41 This operation has been done in Scotland within the past 25-30 years by the establishment of new banks in every considerable town and in some country villages.

Its effects were precisely those above described.

The country’s business is almost entirely done with the paper of those banks through purchases and payments.

Silver very seldom appears, except in the change of a 20 shilling bank note, and gold still more seldom.

The country has derived great benefit from the banks even though they=

  • were not exceptional, and
  • were regulated by an act of Parliament.

I heard that Glasgow’s trade doubled 15 years after the establishment of the banks there. Scotland’s trade has more than quadrupled since the establishment of the two public banks at Edinburgh.

  • The Bank of Scotland was established by an act of Parliament in 1695.
  • The Royal Bank was established by royal charter in 1727.

I do not know whether the trade of Scotland or Glasgow has really increased so much during so short a period. It seems to be too great to be caused by banks alone.

However, I do not doubt that the banks contributed to the big increase in Scotland’s trade and industry during this period.

42 Before the union in 1707, the value of the silver money circulating in Scotland was £411,117.

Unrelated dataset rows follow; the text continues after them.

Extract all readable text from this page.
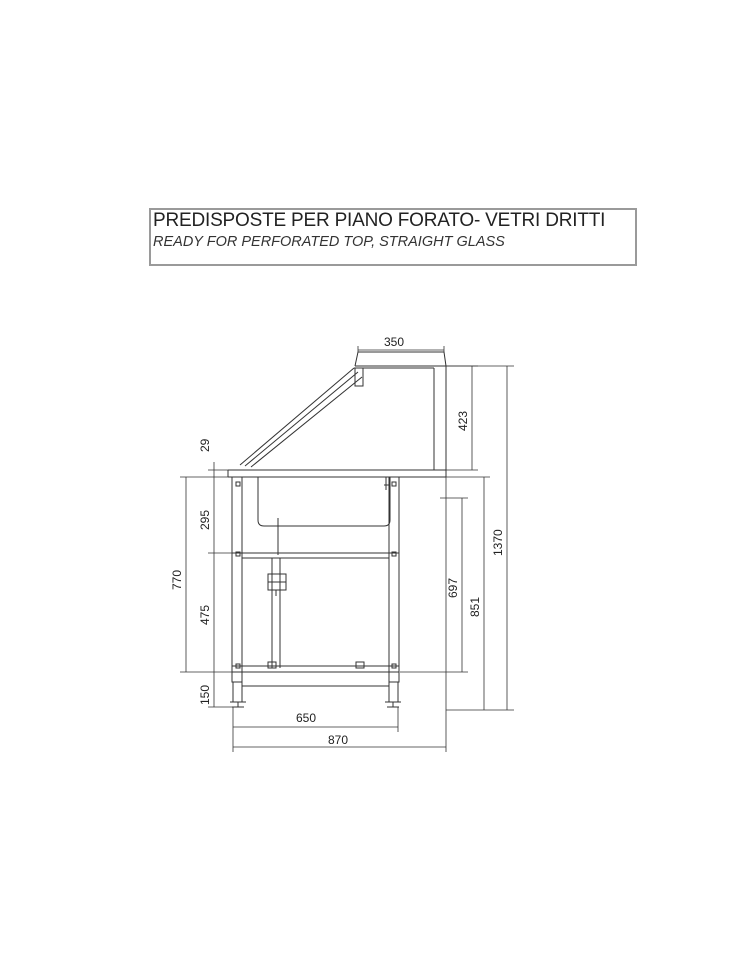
PREDISPOSTE PER PIANO FORATO- VETRI DRITTI
READY FOR PERFORATED TOP, STRAIGHT GLASS
350
423
29
295
770
475
150
697
851
1370
650
870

It was immediately brought into the Bank of Scotland to be recoined after the union. There is no account of the gold coin.

The ancient accounts of Scotland’s mint show that the value of the gold annually coined exceeded that of the silver.

  • Many people did not bring their silver into the Bank of Scotland because of the diffidence of repayment.
  • Some English coin was also not called in.

The whole value of the gold and silver circulating in Scotland before the union cannot be less than £1 million.

  • £1 million seems to have been almost the whole circulation of Scotland.

The circulation of the Bank of Scotland was considerable and had no rival back then.

  • Its circulation made a very small part of the union’s whole circulation.

Presently, Scotland’s whole circulation cannot be less than £2m.

  • The gold and silver circulation probably does not amount to £500,000.

Scotland’s circulating gold and silver was greatly reduced during this period.

  • But its real prosperity was not reduced at all.
  • Its agriculture, manufactures, and trade have increased.

43 Most banks issue their promissory notes chiefly=

  • by discounting bills of exchange, or
  • by advancing money before they are due.

They always deduct the interest from the value that they lend, until the bill becomes due.

The payment of the due bill replaces to the bank the value that was lent, with a clear profit of the interest. The banker who advances a discounted bill (of reduced value) to the merchant in notes instead of gold and silver, is able to discount more, according to the total value of all of his circulating promissory notes. He can make his clear gain of interest on a larger sum.